The battle against corruption has been at the top of the political agenda since China's new leadership took office in March. The Chinese Communist Party chief, Xi Jinping, has vowed to "put power in a cage of regulations" and initiated a crackdown on corruption, aimed at "tigers" and "flies", references to high- and low-ranking officials.

After years of research into criminal investigations, He believes that the public security departments have formulated a set of mature investigative techniques and a stable training and education system.

"But procuratorates, especially at the grass-roots level, lack professional investigators who can work effectively and efficiently," he said, adding that he regards the problem as a failure of skill sets and launched the course to rectify the situation.

The program started three years ago with 24 students. When they graduated this summer, 15 went to grass-roots level prosecution offices and three began work at municipal-level justice departments. The rest decided not to pursue careers in the anti-corruption drive.

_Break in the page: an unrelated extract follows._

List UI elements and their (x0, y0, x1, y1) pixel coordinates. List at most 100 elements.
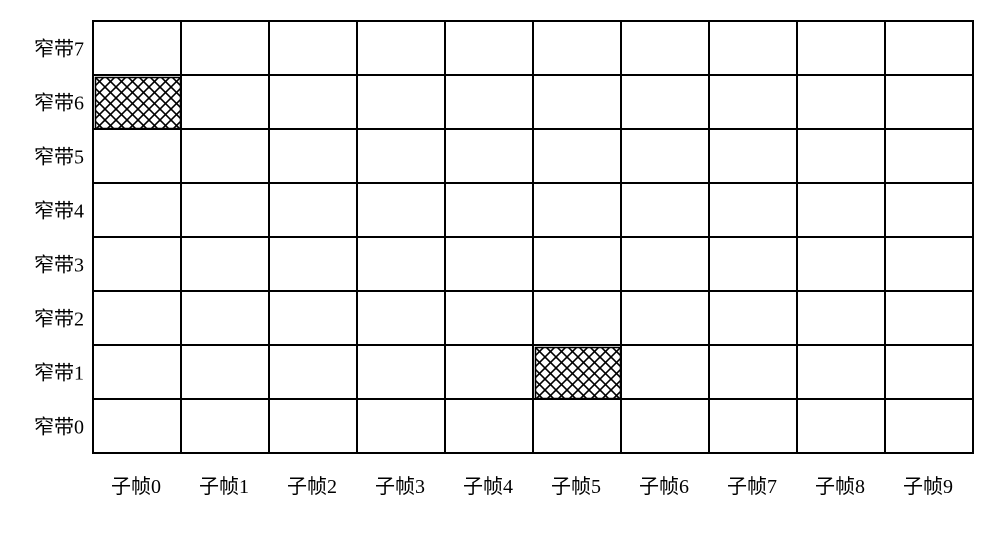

The school has close ties with procuratorate departments and regularly invites working officials to deliver lectures. Officials and prosecutors have provided exclusive four-hour seminars and spoken about the practical side of anti-corruption activities.

The seminars are only open to the "anti-corruption majors" and students are forbidden from discussing the contents of the conversations and seminars with outsiders.

Eight high-level officials have mentored the students during internships and advised them on how to find jobs.

During the final year of the program, the students worked as interns in various departments of the procuratorate system, and some even gained first-hand experience by participating in actual investigations.

He said the program looks for candidates with a strong overall performance level, especially in logic and analytical skills. The students come from a wide range of backgrounds; some are economics graduates, while others have studied accounting, computer science and journalism, skills that could be a huge advantage in their future careers.

Motivation is a key factor. He recalled an enrolment interview he conducted back in 2010 with an applicant whose family had been involved in a lawsuit and lost. The young man was convinced that his family lost the case because they had no contacts within the procuratorate. In response, he applied for the course so the family would gain that connection.

He said he was so saddened by the statement that he didn't approve the application.

By contrast, Qu Sainan, who has a degree in social work, said she joined the program because she has been always enthusiastic about graft busting. "The dream of becoming a prosecutor encouraged me to apply when I finished college."